Going public with DEI-connected work may seem risky, but it’s essential given the evolving demographics and needs of many communities. The more transparent  you are about the work and how it’s connected to your mission to serve your whole community, the less likely your efforts will be misrepresented or misconstrued. 

San Antonio Report’s Community Engagement Editor Blanca Méndez opted to send out a report about their work to a dedicated group of newsletter subscribers — their most loyal readers — before writing up a public-facing story about their source tracking process. This served to get core readers on board and made the next step of going public to a wider audience — some of whom may be less accepting — less daunting. Receiving early, and positive, feedback (as well as donations) also gave newsroom leaders confidence that readers would support their work and be more public about their efforts.

With supportive responses to that early newsletter and a subsequent public story on their website, the San Antonio Report decided to include their source tracking effort as part of their year-end fundraising appeal. The appeal featured testimonials from newsroom staff about the impact that the process had on how they seek out sources for stories and how it’s transformed how they approach stories.

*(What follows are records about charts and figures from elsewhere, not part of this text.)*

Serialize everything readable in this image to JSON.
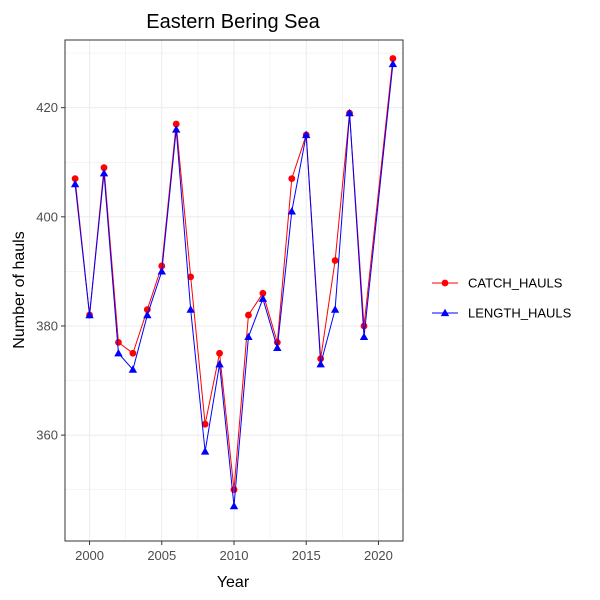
{
  "chart_data": {
    "type": "line",
    "title": "Eastern Bering Sea",
    "xlabel": "Year",
    "ylabel": "Number of hauls",
    "xlim": [
      1998.3,
      2021.7
    ],
    "ylim": [
      340.6,
      432.4
    ],
    "xticks": [
      2000,
      2005,
      2010,
      2015,
      2020
    ],
    "yticks": [
      360,
      380,
      400,
      420
    ],
    "grid": true,
    "legend_position": "right",
    "x": [
      1999,
      2000,
      2001,
      2002,
      2003,
      2004,
      2005,
      2006,
      2007,
      2008,
      2009,
      2010,
      2011,
      2012,
      2013,
      2014,
      2015,
      2016,
      2017,
      2018,
      2019,
      2021
    ],
    "series": [
      {
        "name": "CATCH_HAULS",
        "color": "#ff0000",
        "marker": "circle",
        "values": [
          407,
          382,
          409,
          377,
          375,
          383,
          391,
          417,
          389,
          362,
          375,
          350,
          382,
          386,
          377,
          407,
          415,
          374,
          392,
          419,
          380,
          429
        ]
      },
      {
        "name": "LENGTH_HAULS",
        "color": "#0000ff",
        "marker": "triangle",
        "values": [
          406,
          382,
          408,
          375,
          372,
          382,
          390,
          416,
          383,
          357,
          373,
          347,
          378,
          385,
          376,
          401,
          415,
          373,
          383,
          419,
          378,
          428
        ]
      }
    ]
  }
}
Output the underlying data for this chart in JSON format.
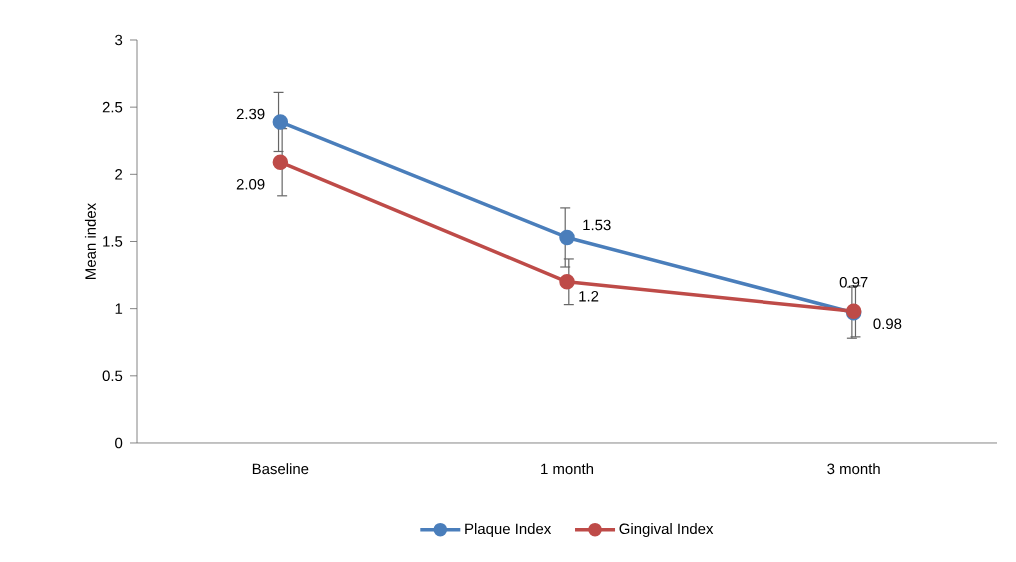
{
  "chart_data": {
    "type": "line",
    "ylabel": "Mean index",
    "categories": [
      "Baseline",
      "1 month",
      "3 month"
    ],
    "series": [
      {
        "name": "Plaque Index",
        "color": "#4a7ebb",
        "values": [
          2.39,
          1.53,
          0.97
        ],
        "errors": [
          0.22,
          0.22,
          0.19
        ]
      },
      {
        "name": "Gingival Index",
        "color": "#be4b48",
        "values": [
          2.09,
          1.2,
          0.98
        ],
        "errors": [
          0.25,
          0.17,
          0.19
        ]
      }
    ],
    "ylim": [
      0,
      3
    ],
    "yticks": [
      0,
      0.5,
      1,
      1.5,
      2,
      2.5,
      3
    ],
    "legend": "bottom",
    "marker": "circle",
    "line_style": "solid",
    "data_labels": true
  }
}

“As a woman of color, I always think about underrepresented communities in my reporting, but it’s often faster to go back to the same sources who can answer my calls or interview those provided by public information officers, especially on the breaking news beat,” said Raquel Torres, a breaking news reporter. “Participating in a source audit has helped me pause and consider who I’m talking to for a story and why. Now on assignment, I take more time to observe and consider the community around me — and I’m excited to tell their stories.”

The financial appeals worked.

“When people make a donation they can leave a message saying why they’re donating or what they like about the San Antonio Report,” said Méndez. “We did get a couple in between [the two emails] saying that they’re supportive of our work in the source audit and that’s why they’re donating.”

Méndez doesn’t have a specific dollar amount she can attribute to the emails about their sourcing efforts, “but it was encouraging to see those donations come in.” And, they plan to continue to seek money in support of their sourcing work and keep track of what they raise.

Another newsroom told us that they shared their work with a major donor, who had never heard of source auditing before, but was supportive and appreciative that the newsroom was taking the initiative to ensure their journalism better reflected the diversity of its community.

As with all aspects of a source audit, clear communication internally and externally will go a long way to ensuring that you’re the one telling your story to the community. 

With persistent deprioritization of news on social media platforms, news organizations need to connect more deeply and authentically with their local communities to build trust and give readers a reason to support journalism. 

As we’ve noted in this month’s series, source tracking is just one piece of the community engagement puzzle that can, over time, reap financial rewards and rebuild trust with readers.

Tip: Develop a timeline for how to communicate source tracking work to your readers. Like the San Antonio Report, start with your most loyal readers first, and then expand the reach of your message until you make your work public to readers and a wider audience.